Findings A UCLA research team has created the Comorbid Operative Risk Evaluation (CORE) score to better account for the role chronic illness plays in patient's risk of mortality after operation, allowing surgeons to adjust to patients' pre-existing conditions and more easily determine mortality risk. Background For almost 40 years, researchers have used two tools, the Charlson Comorbidity Index (CCI) and Elixhauser Comorbidity Index (ECI), to measure the impact of existing health conditions on patient outcomes. These tools use ICD codes that are input by medical professionals and billers to account for patient illness.

These tools, however, were not designed for patients undergoing surgery and often address chronic illnesses that are not relevant to surgical populations. They often capture data from medical billing records and lack nuanced information regarding pre-existing health conditions. Method A total of 699,155 patients were used to develop the model, of which 139,831 (20%) comprised the testing cohort.

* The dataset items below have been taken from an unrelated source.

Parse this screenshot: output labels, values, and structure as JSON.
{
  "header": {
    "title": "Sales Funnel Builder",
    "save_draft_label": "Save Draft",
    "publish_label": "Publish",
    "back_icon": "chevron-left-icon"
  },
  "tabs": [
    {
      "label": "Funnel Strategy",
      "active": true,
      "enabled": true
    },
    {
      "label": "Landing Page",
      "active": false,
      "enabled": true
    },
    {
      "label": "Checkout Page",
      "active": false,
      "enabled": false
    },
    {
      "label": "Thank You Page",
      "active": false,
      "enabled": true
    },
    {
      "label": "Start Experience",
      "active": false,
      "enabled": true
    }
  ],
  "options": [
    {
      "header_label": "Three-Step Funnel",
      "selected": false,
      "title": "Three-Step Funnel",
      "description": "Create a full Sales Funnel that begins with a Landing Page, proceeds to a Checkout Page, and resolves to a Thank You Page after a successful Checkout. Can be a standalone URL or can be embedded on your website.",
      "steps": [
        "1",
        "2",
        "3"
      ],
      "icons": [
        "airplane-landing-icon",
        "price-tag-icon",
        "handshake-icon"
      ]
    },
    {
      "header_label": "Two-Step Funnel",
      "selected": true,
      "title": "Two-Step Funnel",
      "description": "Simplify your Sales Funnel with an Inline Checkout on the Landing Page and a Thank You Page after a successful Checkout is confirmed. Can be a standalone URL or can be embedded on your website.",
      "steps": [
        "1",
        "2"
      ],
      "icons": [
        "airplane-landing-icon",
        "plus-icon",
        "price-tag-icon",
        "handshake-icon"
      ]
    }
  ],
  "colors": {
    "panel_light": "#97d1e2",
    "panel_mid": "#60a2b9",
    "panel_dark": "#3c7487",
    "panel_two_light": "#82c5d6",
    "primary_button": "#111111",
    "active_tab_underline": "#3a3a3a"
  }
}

The researchers queried adults undergoing 62 operations across 14 specialties from the 2019 National Inpatient Sample (NIS) using International Classification of Diseases, 10th Revision (ICD-10) codes. They sorted ICD-10 codes for chronic diseases into Clinical Classifications Software Refined (CCSR) groups. They used logistic regression on CCSR with non-zero feature importance across four machine learning algorithms predicting in-hospital mortality, and used the result.